Но сны не снятся в доме на Западном склоне, Сюзанна больна, а у Хозяина не доходят руки ни до зеркала в ванной, ни до подвала, где свалены ящики с гниющими славянскими книгами, ни до необитаемой мансарды, где изношенный линолеум давно пора заменить на паркет.
Гость не захотел жить (?) в мансарде.
У вас мертвый дом, сказал он спьяну.
Легко тебе говорить, вскипел Хозяин, теоретик несчастный. Что ты вообще в жизни сделал? Убежал в Аркадию на готовенькое?
Дружба, - Гость невпопад склонялся над багрово-красным стаканом, - это всего лишь способ смягчить наши недостатки. Идеальный человек не нуждается ни в друзьях, ни в последователях.
Разве я когда-нибудь утверждал, что я идеальный человек? А в любви, спрашивал Хозяин, смягчаясь, в любви твой сверхчеловек нуждается?

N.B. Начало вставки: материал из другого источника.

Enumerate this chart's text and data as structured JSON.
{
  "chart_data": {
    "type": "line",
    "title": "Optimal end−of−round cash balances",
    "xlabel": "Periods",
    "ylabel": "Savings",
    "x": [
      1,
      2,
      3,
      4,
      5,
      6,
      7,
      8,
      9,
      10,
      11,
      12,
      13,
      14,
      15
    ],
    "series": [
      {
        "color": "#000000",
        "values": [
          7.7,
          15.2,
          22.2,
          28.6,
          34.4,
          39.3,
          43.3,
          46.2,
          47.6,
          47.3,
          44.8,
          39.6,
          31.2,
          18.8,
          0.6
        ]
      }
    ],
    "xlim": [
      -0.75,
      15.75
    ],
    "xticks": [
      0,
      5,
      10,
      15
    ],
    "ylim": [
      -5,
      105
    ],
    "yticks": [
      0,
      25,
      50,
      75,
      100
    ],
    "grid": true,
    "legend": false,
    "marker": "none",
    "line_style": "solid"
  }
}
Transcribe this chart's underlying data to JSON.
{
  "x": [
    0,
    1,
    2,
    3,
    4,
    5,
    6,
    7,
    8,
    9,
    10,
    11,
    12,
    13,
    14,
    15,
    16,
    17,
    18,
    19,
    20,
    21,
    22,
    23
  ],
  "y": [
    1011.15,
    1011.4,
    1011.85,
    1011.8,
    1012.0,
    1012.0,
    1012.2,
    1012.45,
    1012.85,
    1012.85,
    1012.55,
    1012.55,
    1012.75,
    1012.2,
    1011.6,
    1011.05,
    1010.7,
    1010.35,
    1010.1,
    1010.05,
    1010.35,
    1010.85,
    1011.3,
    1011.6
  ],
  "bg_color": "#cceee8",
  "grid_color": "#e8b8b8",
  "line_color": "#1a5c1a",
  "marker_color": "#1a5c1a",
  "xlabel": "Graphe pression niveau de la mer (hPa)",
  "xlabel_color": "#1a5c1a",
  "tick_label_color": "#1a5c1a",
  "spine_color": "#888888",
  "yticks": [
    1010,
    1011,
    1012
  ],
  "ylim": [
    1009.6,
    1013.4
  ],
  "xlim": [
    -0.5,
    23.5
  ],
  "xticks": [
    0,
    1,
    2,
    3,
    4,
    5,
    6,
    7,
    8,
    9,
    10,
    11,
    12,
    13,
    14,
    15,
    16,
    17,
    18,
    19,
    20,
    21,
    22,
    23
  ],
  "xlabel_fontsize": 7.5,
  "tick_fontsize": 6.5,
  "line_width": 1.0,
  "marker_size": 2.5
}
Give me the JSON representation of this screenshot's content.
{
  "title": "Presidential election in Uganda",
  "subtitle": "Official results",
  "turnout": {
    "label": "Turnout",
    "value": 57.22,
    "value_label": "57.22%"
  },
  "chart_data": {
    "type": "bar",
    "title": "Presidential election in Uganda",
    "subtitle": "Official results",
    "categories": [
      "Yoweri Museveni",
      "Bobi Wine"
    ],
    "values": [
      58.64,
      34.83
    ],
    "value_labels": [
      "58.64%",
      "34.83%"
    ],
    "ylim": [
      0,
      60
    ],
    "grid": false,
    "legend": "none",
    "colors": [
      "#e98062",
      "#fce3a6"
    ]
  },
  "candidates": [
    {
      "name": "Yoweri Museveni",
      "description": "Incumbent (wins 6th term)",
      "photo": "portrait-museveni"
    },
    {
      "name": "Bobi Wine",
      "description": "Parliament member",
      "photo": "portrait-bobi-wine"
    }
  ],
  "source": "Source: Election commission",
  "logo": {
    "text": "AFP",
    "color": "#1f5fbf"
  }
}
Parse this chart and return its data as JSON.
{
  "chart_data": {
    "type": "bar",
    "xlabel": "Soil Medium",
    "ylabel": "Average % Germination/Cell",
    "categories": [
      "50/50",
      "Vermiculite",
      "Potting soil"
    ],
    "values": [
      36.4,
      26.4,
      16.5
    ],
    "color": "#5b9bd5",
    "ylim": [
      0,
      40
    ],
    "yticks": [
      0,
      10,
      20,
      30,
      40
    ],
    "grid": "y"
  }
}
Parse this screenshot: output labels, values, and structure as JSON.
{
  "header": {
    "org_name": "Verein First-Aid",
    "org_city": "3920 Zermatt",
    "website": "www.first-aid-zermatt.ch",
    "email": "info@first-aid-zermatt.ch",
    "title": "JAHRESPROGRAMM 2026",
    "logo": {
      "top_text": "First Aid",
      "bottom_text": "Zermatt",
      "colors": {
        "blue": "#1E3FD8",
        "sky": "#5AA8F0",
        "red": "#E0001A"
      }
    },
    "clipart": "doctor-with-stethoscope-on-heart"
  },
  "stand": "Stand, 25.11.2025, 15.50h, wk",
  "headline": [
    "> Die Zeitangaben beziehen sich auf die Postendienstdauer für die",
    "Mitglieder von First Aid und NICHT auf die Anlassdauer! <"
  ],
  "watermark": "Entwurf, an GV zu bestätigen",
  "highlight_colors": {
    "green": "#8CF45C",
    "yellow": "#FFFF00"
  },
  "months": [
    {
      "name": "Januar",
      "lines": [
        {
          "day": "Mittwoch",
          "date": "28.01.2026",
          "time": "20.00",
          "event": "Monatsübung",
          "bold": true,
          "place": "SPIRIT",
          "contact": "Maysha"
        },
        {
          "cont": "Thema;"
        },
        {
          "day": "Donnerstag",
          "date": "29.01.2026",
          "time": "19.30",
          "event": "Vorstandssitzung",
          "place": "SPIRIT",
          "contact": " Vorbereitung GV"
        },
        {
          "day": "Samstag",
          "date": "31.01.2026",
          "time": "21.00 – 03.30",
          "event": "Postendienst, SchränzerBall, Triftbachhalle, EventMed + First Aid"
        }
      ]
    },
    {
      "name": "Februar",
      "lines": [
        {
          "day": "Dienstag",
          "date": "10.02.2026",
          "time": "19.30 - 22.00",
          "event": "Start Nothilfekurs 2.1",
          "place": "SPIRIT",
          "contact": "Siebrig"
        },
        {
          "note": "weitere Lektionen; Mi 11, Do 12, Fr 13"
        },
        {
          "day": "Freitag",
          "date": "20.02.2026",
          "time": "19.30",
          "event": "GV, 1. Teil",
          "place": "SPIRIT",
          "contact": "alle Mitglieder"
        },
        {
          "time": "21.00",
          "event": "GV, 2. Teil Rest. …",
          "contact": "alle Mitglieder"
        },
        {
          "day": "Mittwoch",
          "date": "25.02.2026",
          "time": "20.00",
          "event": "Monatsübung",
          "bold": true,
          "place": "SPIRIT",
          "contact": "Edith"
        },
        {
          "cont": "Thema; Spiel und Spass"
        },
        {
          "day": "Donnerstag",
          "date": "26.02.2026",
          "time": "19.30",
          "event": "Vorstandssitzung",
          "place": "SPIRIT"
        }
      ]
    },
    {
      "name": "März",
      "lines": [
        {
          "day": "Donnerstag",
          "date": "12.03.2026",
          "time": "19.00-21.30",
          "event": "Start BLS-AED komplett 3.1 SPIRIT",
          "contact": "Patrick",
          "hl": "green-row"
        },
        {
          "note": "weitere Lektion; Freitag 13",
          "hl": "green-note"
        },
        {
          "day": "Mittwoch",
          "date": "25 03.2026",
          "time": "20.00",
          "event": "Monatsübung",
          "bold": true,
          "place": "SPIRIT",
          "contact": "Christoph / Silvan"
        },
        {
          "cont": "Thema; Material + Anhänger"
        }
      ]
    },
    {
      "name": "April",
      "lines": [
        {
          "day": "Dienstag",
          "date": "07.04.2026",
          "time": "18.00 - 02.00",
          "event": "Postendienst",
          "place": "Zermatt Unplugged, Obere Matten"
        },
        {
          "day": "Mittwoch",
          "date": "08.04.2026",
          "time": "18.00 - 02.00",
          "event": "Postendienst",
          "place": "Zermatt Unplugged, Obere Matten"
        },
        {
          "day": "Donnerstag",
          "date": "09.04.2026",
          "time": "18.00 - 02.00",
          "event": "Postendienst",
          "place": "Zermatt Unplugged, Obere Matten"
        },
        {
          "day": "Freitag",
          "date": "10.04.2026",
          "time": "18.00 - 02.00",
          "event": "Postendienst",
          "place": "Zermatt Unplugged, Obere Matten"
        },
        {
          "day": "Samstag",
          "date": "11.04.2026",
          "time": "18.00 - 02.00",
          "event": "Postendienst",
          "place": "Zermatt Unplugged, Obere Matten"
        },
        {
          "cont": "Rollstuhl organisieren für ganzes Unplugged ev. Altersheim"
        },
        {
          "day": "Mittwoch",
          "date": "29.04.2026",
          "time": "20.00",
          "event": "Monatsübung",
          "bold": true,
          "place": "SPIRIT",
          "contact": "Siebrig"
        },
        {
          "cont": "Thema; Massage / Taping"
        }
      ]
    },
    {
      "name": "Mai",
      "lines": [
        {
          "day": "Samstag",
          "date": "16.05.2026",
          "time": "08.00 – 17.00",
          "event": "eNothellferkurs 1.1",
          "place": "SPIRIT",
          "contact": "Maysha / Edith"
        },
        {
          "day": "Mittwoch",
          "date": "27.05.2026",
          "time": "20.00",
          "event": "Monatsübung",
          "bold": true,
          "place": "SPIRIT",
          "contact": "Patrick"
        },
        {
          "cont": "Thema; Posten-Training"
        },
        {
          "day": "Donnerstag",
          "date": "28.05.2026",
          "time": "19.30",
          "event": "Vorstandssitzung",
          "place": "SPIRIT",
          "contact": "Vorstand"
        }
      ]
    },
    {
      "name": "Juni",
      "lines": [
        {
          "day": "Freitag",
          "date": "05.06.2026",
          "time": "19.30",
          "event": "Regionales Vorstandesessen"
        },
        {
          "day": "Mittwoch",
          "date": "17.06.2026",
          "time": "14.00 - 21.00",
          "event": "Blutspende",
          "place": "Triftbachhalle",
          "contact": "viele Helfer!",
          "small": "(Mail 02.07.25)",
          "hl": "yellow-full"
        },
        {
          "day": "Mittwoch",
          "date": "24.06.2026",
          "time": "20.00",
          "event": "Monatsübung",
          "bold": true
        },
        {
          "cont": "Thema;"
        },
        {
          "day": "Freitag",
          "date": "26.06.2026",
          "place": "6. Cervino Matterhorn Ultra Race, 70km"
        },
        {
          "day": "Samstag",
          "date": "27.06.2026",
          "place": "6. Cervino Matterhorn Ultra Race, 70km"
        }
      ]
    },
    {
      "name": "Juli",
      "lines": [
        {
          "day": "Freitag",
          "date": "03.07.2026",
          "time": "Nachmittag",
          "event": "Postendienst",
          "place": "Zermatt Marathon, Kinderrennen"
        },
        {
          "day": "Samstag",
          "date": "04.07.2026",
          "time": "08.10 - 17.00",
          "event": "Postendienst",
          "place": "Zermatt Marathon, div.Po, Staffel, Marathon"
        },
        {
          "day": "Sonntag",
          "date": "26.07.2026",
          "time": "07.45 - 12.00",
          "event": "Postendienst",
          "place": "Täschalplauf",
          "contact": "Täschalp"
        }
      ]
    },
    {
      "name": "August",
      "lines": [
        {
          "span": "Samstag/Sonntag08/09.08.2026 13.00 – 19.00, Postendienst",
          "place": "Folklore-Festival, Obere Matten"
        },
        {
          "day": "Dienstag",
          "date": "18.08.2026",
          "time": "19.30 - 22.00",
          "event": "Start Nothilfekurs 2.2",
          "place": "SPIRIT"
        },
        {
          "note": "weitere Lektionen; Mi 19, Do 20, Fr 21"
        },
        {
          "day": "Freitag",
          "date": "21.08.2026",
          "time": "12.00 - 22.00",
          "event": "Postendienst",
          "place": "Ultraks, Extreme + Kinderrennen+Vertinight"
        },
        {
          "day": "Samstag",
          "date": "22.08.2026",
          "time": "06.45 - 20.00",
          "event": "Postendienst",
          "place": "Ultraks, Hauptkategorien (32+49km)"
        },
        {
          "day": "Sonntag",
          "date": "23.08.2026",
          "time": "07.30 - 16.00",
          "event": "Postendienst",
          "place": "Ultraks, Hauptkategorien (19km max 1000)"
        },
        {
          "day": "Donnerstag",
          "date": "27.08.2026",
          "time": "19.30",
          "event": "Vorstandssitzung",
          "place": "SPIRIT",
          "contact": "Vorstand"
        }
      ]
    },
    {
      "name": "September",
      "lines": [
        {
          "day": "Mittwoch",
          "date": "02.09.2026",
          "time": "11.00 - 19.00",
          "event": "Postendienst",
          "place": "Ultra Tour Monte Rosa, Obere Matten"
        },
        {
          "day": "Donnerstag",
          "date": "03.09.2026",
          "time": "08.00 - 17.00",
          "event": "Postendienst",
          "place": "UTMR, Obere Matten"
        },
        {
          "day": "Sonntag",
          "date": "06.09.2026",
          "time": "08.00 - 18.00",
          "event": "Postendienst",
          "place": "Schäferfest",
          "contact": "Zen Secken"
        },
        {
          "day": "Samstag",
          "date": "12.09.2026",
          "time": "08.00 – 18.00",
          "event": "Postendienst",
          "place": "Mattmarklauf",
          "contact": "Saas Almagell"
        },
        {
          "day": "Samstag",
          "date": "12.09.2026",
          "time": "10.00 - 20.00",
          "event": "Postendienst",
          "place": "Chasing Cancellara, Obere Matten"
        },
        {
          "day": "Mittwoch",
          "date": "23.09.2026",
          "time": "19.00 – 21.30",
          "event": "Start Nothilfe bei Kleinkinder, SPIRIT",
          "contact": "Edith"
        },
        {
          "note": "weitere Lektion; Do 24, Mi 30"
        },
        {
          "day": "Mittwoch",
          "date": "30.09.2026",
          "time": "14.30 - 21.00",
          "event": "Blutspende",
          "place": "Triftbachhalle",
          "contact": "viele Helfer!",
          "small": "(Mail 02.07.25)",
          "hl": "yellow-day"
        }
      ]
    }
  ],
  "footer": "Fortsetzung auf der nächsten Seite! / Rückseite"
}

И в любви не нуждается, хмыкал Гость. Но мы с тобой, повторяю, далеко не сверхчеловеки. Мы люди неважные, со щербинкой в душе, с алкогольным туманом в слипающихся глазах. Одного знаю человека - да и то Сюзанну. Только не стану я вас мирить. Отпусти женщину, не стоишь ты ее, Хозяин, и не купишь ни домом своим, ни автомобилем, ни даже Багамскими островами.
Глава вторая
Легко поступив в университет по славянскому отделению, в конце августа Сюзанна навсегда уехала из родительского дома. Отец, ссылаясь на отечественные традиции, без лишней настойчивости предлагал остаться дома, но до Города ездить каждый день было далековато (официальная причина отказа), да и не хотелось жертвовать положенной студенческой свободой (настоящая причина). Выбора дочерью профессии он, как и следовало ожидать, не одобрил, однако в помощи не отказал. Годом раньше в Город уехал учиться на естественном факультете брат Николай, и мать, двусмысленно вздыхая, уже во второй раз бережно укладывала в багажник автомобиля пропахшую подвальной сыростью разрозненную утварь с гаражных распродаж. Впрочем, Сюзанна зря воротила нос - и застиранные скатерти, и некомплектные сервизы, и поцарапанные столовые приборы сразу ожили, стоило распаковать их в комнатке на Плато, близ самого Фонтанного парка, и разложить по кухонным и стенным шкафам. Кухню и ванную она делила с двумя соученицами, к которым хаживали длинноволосые дезертиры из Федерации. Особенных оргий никто не устраивал, однако над невинностью Сюзанны подшучивали, и нередко, нередко сиживала она в оскорбленном одиночестве одиночестве у окна с видом на обсаженную платанами улицу, слушая через наушники музыку, чтобы заглушить нестерпимый шум и визг из остальных комнат. Конечно же, в такие минуты она неожиданно принималась тосковать по своей комнате в Маячном поселке, смиряясь даже в выбранными отцом обоями в цветочек и недорогой мебелью шестидесятых годов. Но возврата не было, как не бывает его никогда.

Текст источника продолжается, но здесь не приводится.